Special considerations
• Determine whether patient is sensitive to other corticosteroids.
• Most adverse reactions to corticosteroids are dose- or duration-dependent.
• For better results and less toxicity, give a once-daily dose in morning.
• Give oral dose with food when possible. Patient may need medication to prevent GI irritation.
• Salt formulations aren’t interchangeable.
• Give I.M. injection deeply into gluteal muscle. Rotate injection sites to prevent muscle atrophy. Avoid S.C. injection because atrophy and sterile abscesses may occur.
• Injectable forms aren’t used for alternate-day therapy.
• Always adjust to lowest effective dose.
• Drug may mask or worsen infections, including latent amebiasis.
• Stress (fever, trauma, surgery, and emotional problems) may increase adrenal insufficiency and call for an increase in dosage.
• Watch for depression or psychotic episodes, especially during high-dose therapy.

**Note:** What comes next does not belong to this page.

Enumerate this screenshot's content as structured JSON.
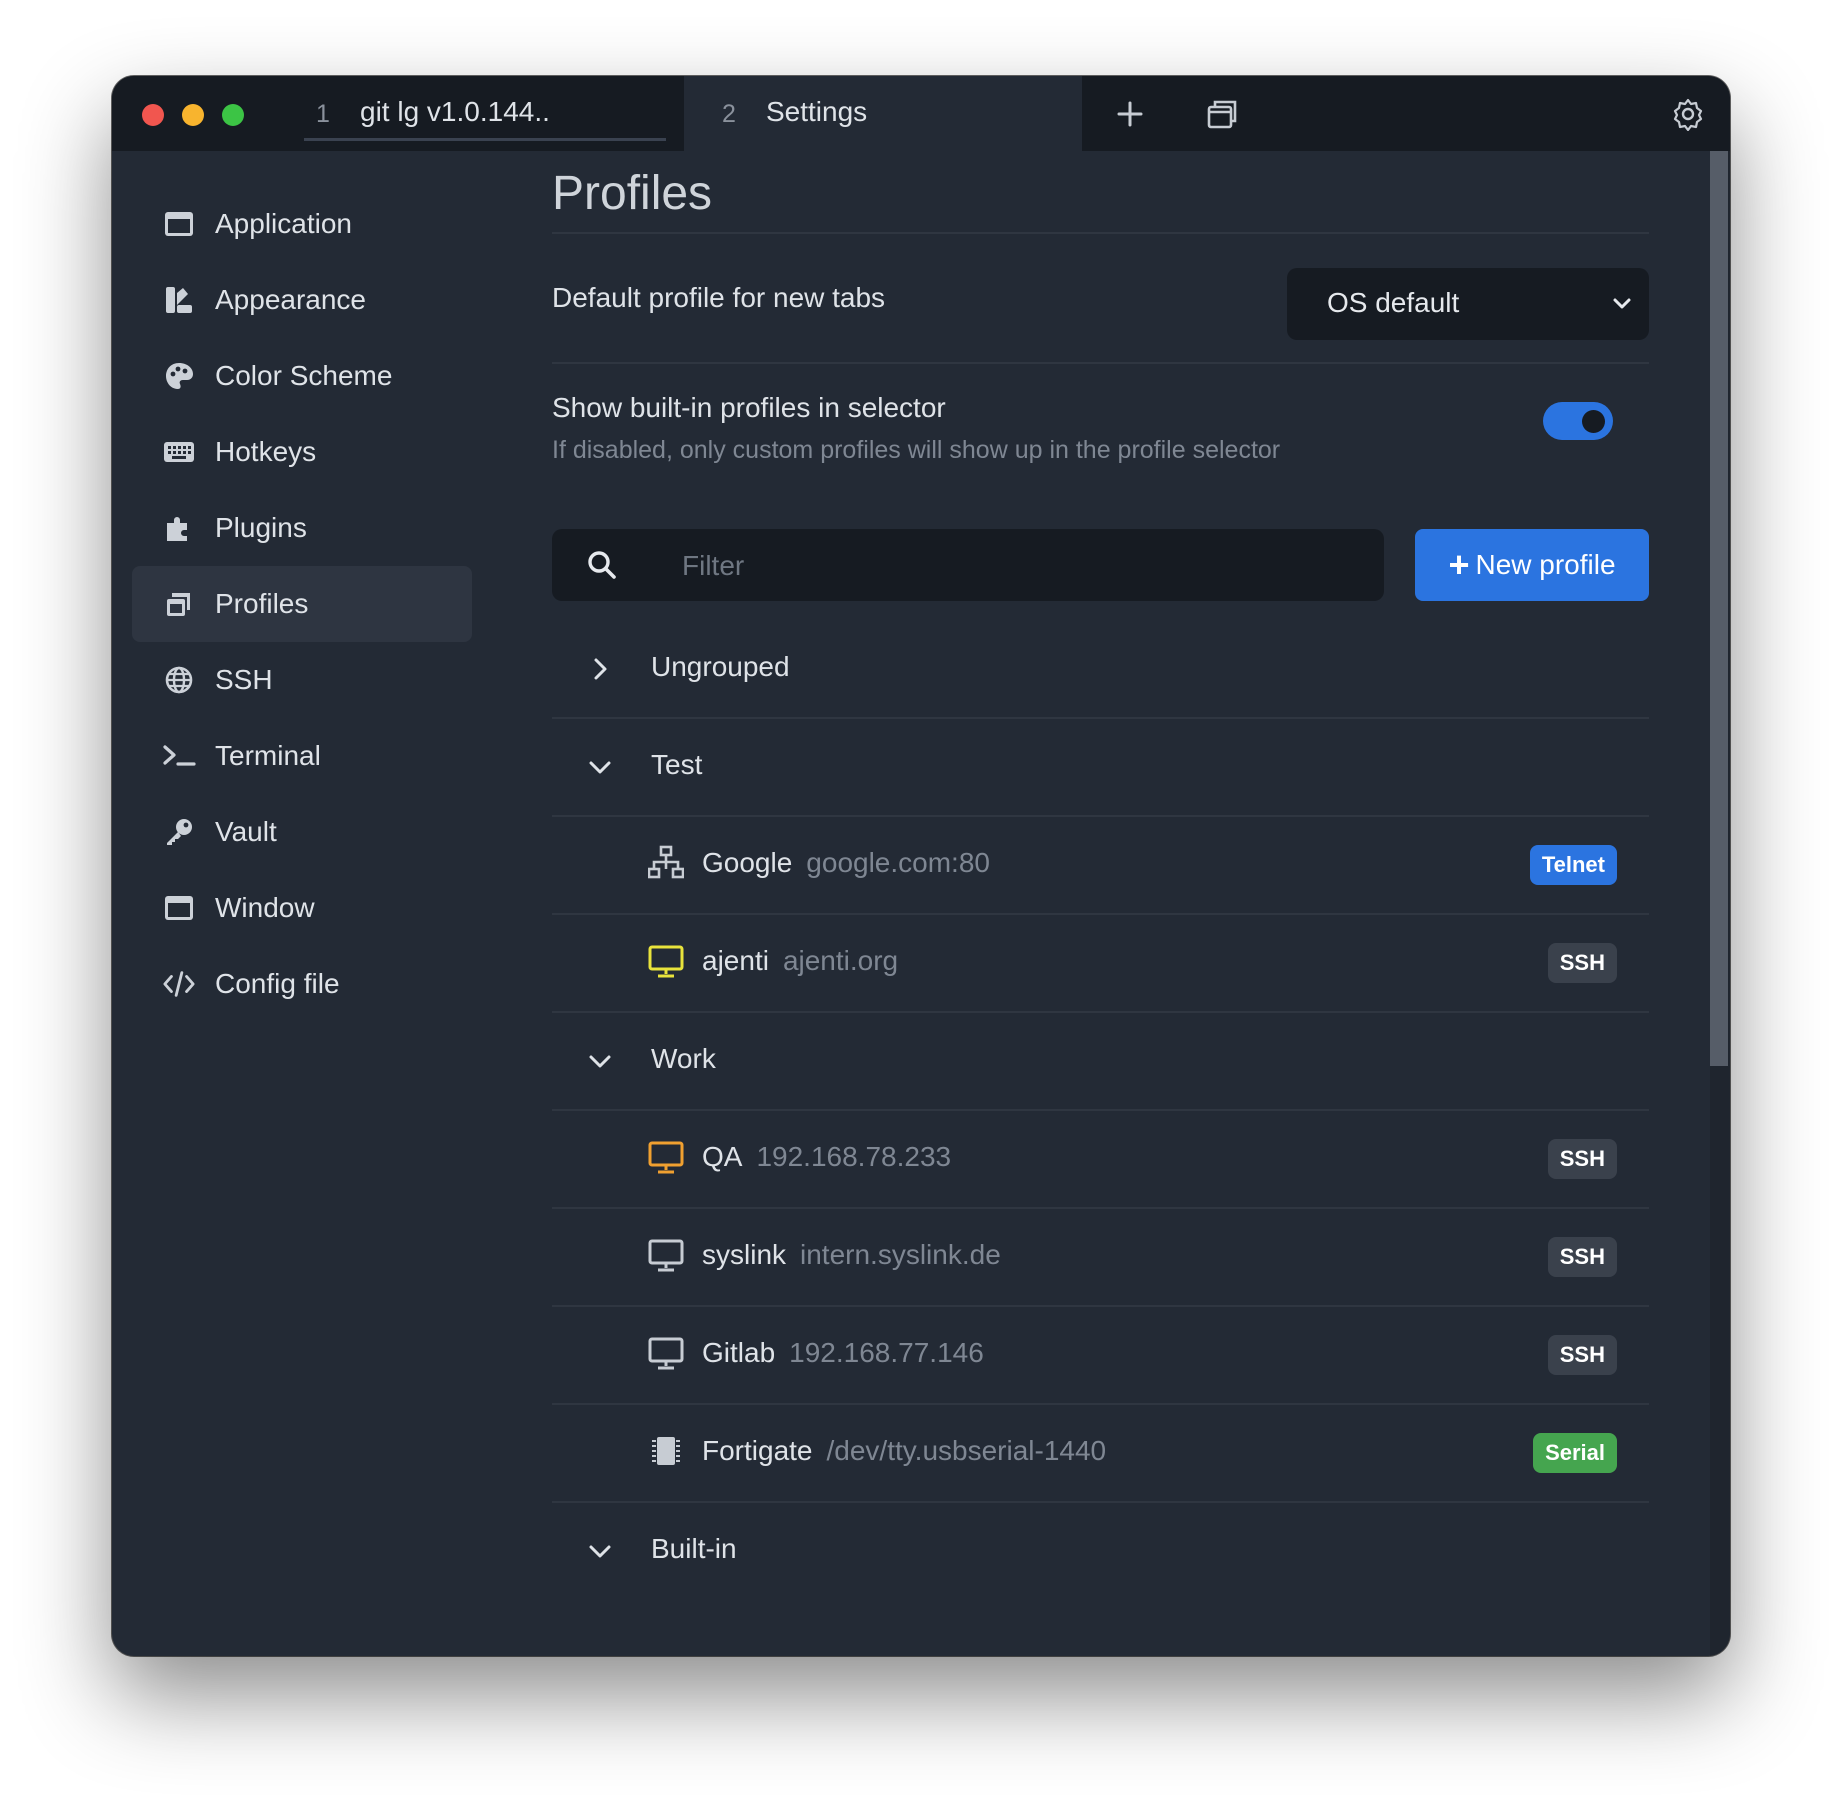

• Periodic measurement of growth and development may be needed during high-dose or prolonged therapy in children.
• Gradually reduce dosage after long-term therapy. After abrupt withdrawal, patient may experience rebound inflammation, fatigue, weakness, arthralgia, fever, dizziness, lethargy, depression, fainting, orthostatic hypotension, dyspnea, anorexia, and hypoglycemia. After prolonged use, sudden withdrawal may be fatal.

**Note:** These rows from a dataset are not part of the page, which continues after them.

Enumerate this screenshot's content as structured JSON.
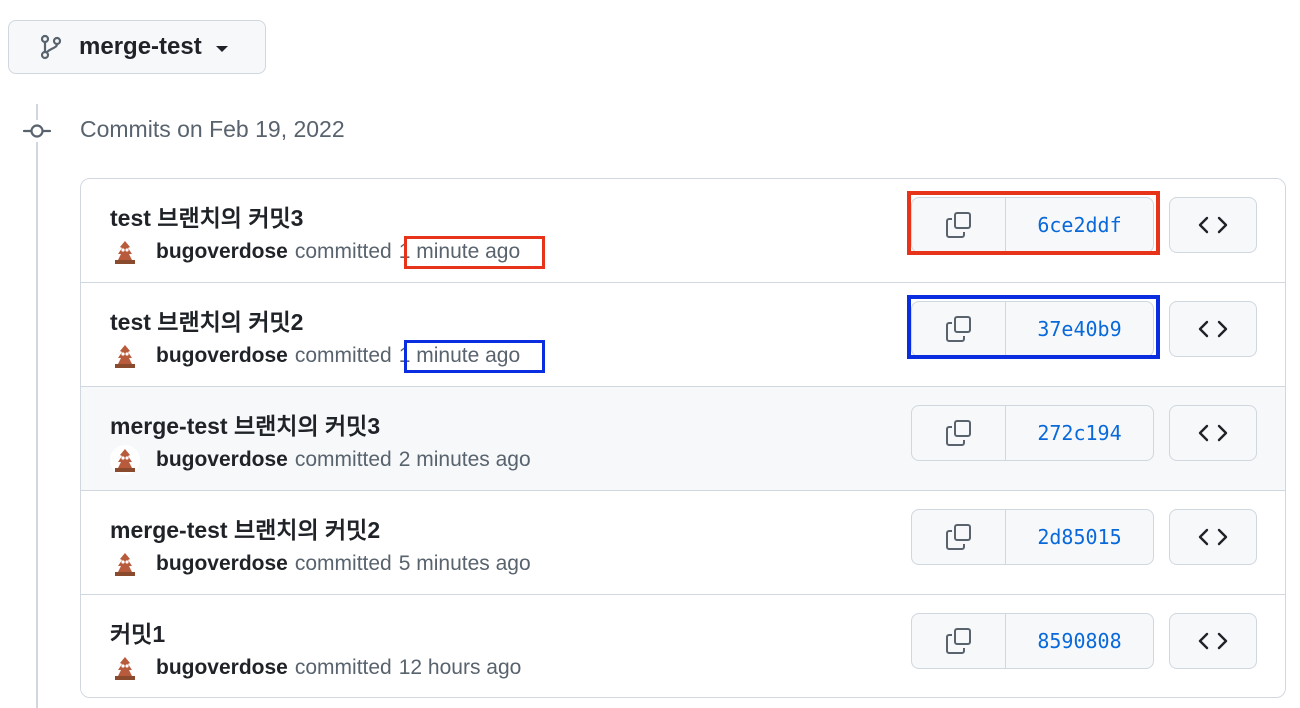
{
  "branch": {
    "name": "merge-test",
    "icon": "git-branch-icon"
  },
  "timeline": {
    "date_heading": "Commits on Feb 19, 2022",
    "icon": "git-commit-icon"
  },
  "commits": [
    {
      "title": "test 브랜치의 커밋3",
      "author": "bugoverdose",
      "verb": "committed",
      "time": "1 minute ago",
      "sha": "6ce2ddf",
      "annotation_color": "#e8331b"
    },
    {
      "title": "test 브랜치의 커밋2",
      "author": "bugoverdose",
      "verb": "committed",
      "time": "1 minute ago",
      "sha": "37e40b9",
      "annotation_color": "#0a2de0"
    },
    {
      "title": "merge-test 브랜치의 커밋3",
      "author": "bugoverdose",
      "verb": "committed",
      "time": "2 minutes ago",
      "sha": "272c194"
    },
    {
      "title": "merge-test 브랜치의 커밋2",
      "author": "bugoverdose",
      "verb": "committed",
      "time": "5 minutes ago",
      "sha": "2d85015"
    },
    {
      "title": "커밋1",
      "author": "bugoverdose",
      "verb": "committed",
      "time": "12 hours ago",
      "sha": "8590808"
    }
  ],
  "colors": {
    "link": "#0969da",
    "border": "#d0d7de",
    "muted_text": "#59636e",
    "annotation_red": "#e8331b",
    "annotation_blue": "#0a2de0"
  }
}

 ALERT Don’t confuse Solu-Cortef with Solu-Medrol (methylprednisolone sodium succinate).
• Hydrocortisone suppresses reactions to skin tests, and causes false-negative results in nitroblue tetrazolium tests for systemic bacterial infections.
• Diabetic patient may need increased insulin; monitor blood glucose levels.
• Monitor patient for cushingoid effects, including moonface, buffalo hump, central obesity, thinning hair, hypertension, and increased susceptibility to infection.
Pediatric patients
• Long-term use of hydrocortisone in children and adolescents may delay growth and maturation.
Geriatric patients
• Elderly patients may be more susceptible to osteoporosis with prolonged use.

Patient education
• Caution patient to take medication as directed.
• Inform patient of potential adverse effects, and instruct him to immediately report serious adverse effects.

Reactions may be common, uncommon, life-threatening, or COMMON AND LIFE THREATENING.